Izraelska gazeta "Jerusalem Post" podała informację, że Palestyński Islamski Dżihad planuje atak na stadion w Jerozolimie, na którym ma zostać rozegrane spotkanie Izraela z Polską (godz. 20.45 czasu warszawskiego). Do informacji odniósł się rzecznik Polskiego Związku Piłki Nożnej. "Nie mamy żadnych oficjalnych informacji, które byłyby związane z doniesieniami w mediach izraelskich dotyczących zagrożeń. Jesteśmy w stałym kontakcie z izraelską federacją piłkarską i UEFA. Co więcej ten artykuł został już skasowany" - stwierdził Jakub Kwiatkowski.
Dziennik "The Jerusalem Post" poinformował w sobotę na oficjalnej stronie, że palestyńscy islamscy dżihadyści planują atak na stadion w Jerozolimie, na którym ma zostać rozegrane spotkanie Izraela z Polską (godz. 20.45 czasu warszawskiego).
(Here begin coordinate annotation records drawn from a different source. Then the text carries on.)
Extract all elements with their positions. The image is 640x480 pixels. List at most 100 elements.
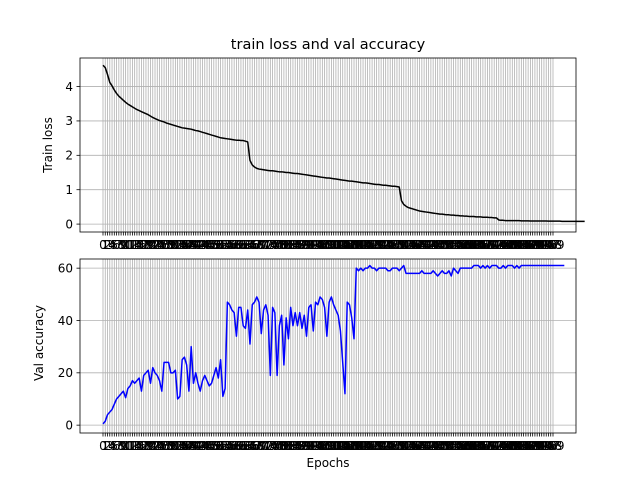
train-loss-ylabel: Train loss	[41, 117, 55, 174]
val-accuracy-x-tick-label: 153	[438, 439, 461, 453]
val-accuracy-x-tick-label: 59	[229, 439, 244, 453]
train-loss-x-tick-label: 38	[181, 238, 196, 252]
train-loss-x-tick-label: 11	[120, 238, 135, 252]
val-accuracy-x-tick-label: 68	[249, 439, 264, 453]
val-accuracy-x-tick-label: 136	[399, 439, 422, 453]
val-accuracy-x-tick-label: 39	[184, 439, 199, 453]
train-loss-x-tick-label: 69	[251, 238, 266, 252]
val-accuracy-x-tick-label: 29	[161, 439, 176, 453]
val-accuracy-x-tick-label: 46	[199, 439, 214, 453]
val-accuracy-y-tick-label: 40	[58, 314, 73, 328]
val-accuracy-x-tick-label: 20	[141, 439, 156, 453]
val-accuracy-x-tick-label: 52	[213, 439, 228, 453]
val-accuracy-x-tick-label: 144	[417, 439, 440, 453]
train-loss-x-tick-label: 149	[428, 238, 451, 252]
train-loss-x-tick-label: 150	[431, 238, 454, 252]
train-loss-x-tick-label: 23	[147, 238, 162, 252]
val-accuracy-x-tick-label: 14	[127, 439, 142, 453]
train-loss-x-tick-label: 86	[290, 238, 305, 252]
val-accuracy-x-tick-label: 152	[435, 439, 458, 453]
val-accuracy-x-tick-label: 3	[106, 439, 114, 453]
train-loss-x-tick-label: 100	[318, 238, 341, 252]
val-accuracy-x-tick-label: 53	[215, 439, 230, 453]
train-loss-x-tick-label: 120	[363, 238, 386, 252]
val-accuracy-x-tick-label: 170	[476, 439, 499, 453]
train-loss-x-tick-label: 172	[480, 238, 503, 252]
train-loss-y-tick-label: 3	[65, 114, 73, 128]
train-loss-x-tick-label: 50	[208, 238, 223, 252]
val-accuracy-x-tick-label: 50	[208, 439, 223, 453]
val-accuracy-x-tick-label: 114	[349, 439, 372, 453]
val-accuracy-x-tick-label: 47	[202, 439, 217, 453]
val-accuracy-x-tick-label: 49	[206, 439, 221, 453]
val-accuracy-x-tick-label: 33	[170, 439, 185, 453]
train-loss-x-tick-label: 84	[285, 238, 300, 252]
val-accuracy-x-tick-label: 175	[487, 439, 510, 453]
train-loss-x-tick-label: 66	[245, 238, 260, 252]
train-loss-x-tick-label: 189	[519, 238, 542, 252]
val-accuracy-x-tick-label: 110	[340, 439, 363, 453]
train-loss-x-tick-label: 188	[517, 238, 540, 252]
train-loss-x-tick-label: 178	[494, 238, 517, 252]
train-loss-x-tick-label: 27	[156, 238, 171, 252]
train-loss-x-tick-label: 103	[324, 238, 347, 252]
val-accuracy-x-tick-label: 5	[110, 439, 118, 453]
val-accuracy-x-tick-label: 80	[276, 439, 291, 453]
train-loss-x-tick-label: 119	[361, 238, 384, 252]
train-loss-x-tick-label: 82	[281, 238, 296, 252]
val-accuracy-x-tick-label: 98	[317, 439, 332, 453]
train-loss-x-tick-label: 97	[315, 238, 330, 252]
train-loss-x-tick-label: 78	[272, 238, 287, 252]
train-loss-x-tick-label: 134	[395, 238, 418, 252]
train-loss-x-tick-label: 87	[292, 238, 307, 252]
train-loss-x-tick-label: 197	[537, 238, 560, 252]
train-loss-x-tick-label: 37	[179, 238, 194, 252]
val-accuracy-x-tick-label: 67	[247, 439, 262, 453]
train-loss-x-tick-label: 118	[358, 238, 381, 252]
val-accuracy-x-tick-label: 181	[501, 439, 524, 453]
val-accuracy-x-tick-label: 78	[272, 439, 287, 453]
val-accuracy-x-tick-label: 154	[440, 439, 463, 453]
train-loss-x-tick-label: 99	[319, 238, 334, 252]
val-accuracy-x-tick-label: 54	[217, 439, 232, 453]
val-accuracy-x-tick-label: 137	[401, 439, 424, 453]
train-loss-x-tick-label: 116	[354, 238, 377, 252]
val-accuracy-x-tick-label: 163	[460, 439, 483, 453]
val-accuracy-x-tick-label: 146	[422, 439, 445, 453]
train-loss-x-tick-label: 155	[442, 238, 465, 252]
val-accuracy-x-tick-label: 127	[379, 439, 402, 453]
val-accuracy-x-tick-label: 105	[329, 439, 352, 453]
train-loss-x-tick-label: 193	[528, 238, 551, 252]
val-accuracy-x-tick-label: 164	[462, 439, 485, 453]
train-loss-x-tick-label: 108	[336, 238, 359, 252]
chart-title: train loss and val accuracy	[231, 37, 426, 53]
val-accuracy-y-tick-label: 0	[65, 418, 73, 432]
train-loss-x-tick-label: 6	[113, 238, 121, 252]
val-accuracy-marks	[102, 264, 565, 425]
val-accuracy-x-tick-label: 199	[542, 439, 565, 453]
train-loss-x-tick-label: 117	[356, 238, 379, 252]
train-loss-axes-frame	[79, 57, 577, 233]
val-accuracy-x-tick-label: 187	[514, 439, 537, 453]
train-loss-x-tick-label: 174	[485, 238, 508, 252]
train-loss-x-tick-label: 131	[388, 238, 411, 252]
train-loss-x-tick-label: 195	[532, 238, 555, 252]
val-accuracy-x-tick-label: 26	[154, 439, 169, 453]
train-loss-x-tick-label: 45	[197, 238, 212, 252]
train-loss-x-tick-label: 105	[329, 238, 352, 252]
train-loss-x-tick-label: 42	[190, 238, 205, 252]
train-loss-x-tick-label: 112	[345, 238, 368, 252]
val-accuracy-x-tick-label: 13	[125, 439, 140, 453]
train-loss-x-tick-label: 180	[499, 238, 522, 252]
val-accuracy-x-tick-label: 116	[354, 439, 377, 453]
val-accuracy-x-tick-label: 107	[334, 439, 357, 453]
train-loss-x-tick-label: 89	[297, 238, 312, 252]
train-loss-x-tick-label: 71	[256, 238, 271, 252]
train-loss-x-tick-label: 4	[108, 238, 116, 252]
train-loss-x-tick-label: 176	[490, 238, 513, 252]
train-loss-x-tick-label: 22	[145, 238, 160, 252]
val-accuracy-x-tick-label: 34	[172, 439, 187, 453]
val-accuracy-x-tick-label: 132	[390, 439, 413, 453]
val-accuracy-x-tick-label: 8	[117, 439, 125, 453]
Niedługo później artykuł został usunięty.
Nie mamy żadnych oficjalnych informacji, które byłyby związane z doniesieniami w mediach izraelskich dotyczących zagrożeń. Jesteśmy w stałym kontakcie z izraelską federacją piłkarską i UEFA. Co więcej ten artykuł został już skasowany - stwierdził przedstawiciel Polskiego Związku Piłki Nożnej Kwiatkowski.
Reprezentacja Polski jest już pewna awansu na przyszłoroczne mistrzostwa Europy. W przedostatniej kolejce eliminacji spotka się w Jerozolimie, a mecz odbędzie się kilka dni po atakach rakietowych ze Strefy Gazy.
Wydarzenia w tym regionie spowodowały, że trzeba było rozważyć przeniesienie spotkania do innego miasta lub nawet jego odwołanie. Ostatecznie jednak gospodarze zapewnili, że podróżujący do Izraela piłkarze i kibice będą bezpieczni.
Izrael ma jeszcze teoretyczną szansę na awans z drugiego miejsca w grupie eliminacji, jednak trudno się spodziewać, aby obecny wicelider Austria przegrał oba pozostałe mecze - z Macedonią Północną i zamykającą tabelę Łotwą.
Od poniedziałku bojowcy Islamskiego Dżihadu odpalili ok. 450 pocisków w stronę Izraela. Armia izraelska poinformowała dziś o dokonaniu uderzeń na Strefę Gazy w odwecie za ostanie ataki rakietowe ze Strefy na terytorium Izraela.
W oświadczeniu przekazanym za pośrednictwem internetowego komunikatora WhatsApp, dowództwo izraelskie poinformowało też, że "dwie rakiety wystrzelone ze Strefy Gazy zostały przechwycone przez system antyrakietowy Żelazna Kopuła".
Ostatnią falę wymiany wzajemnych ataków spowodował precyzyjny nalot lotnictwa izraelskiego z ub. wtorku, w rezultacie którego zginął jeden z dowódców Islamskiego Dżihadu Abu Al-Atta oraz jego żona. Izrael oskarżał go o dokonanie i planowanie szeregu aktów terrorystycznych.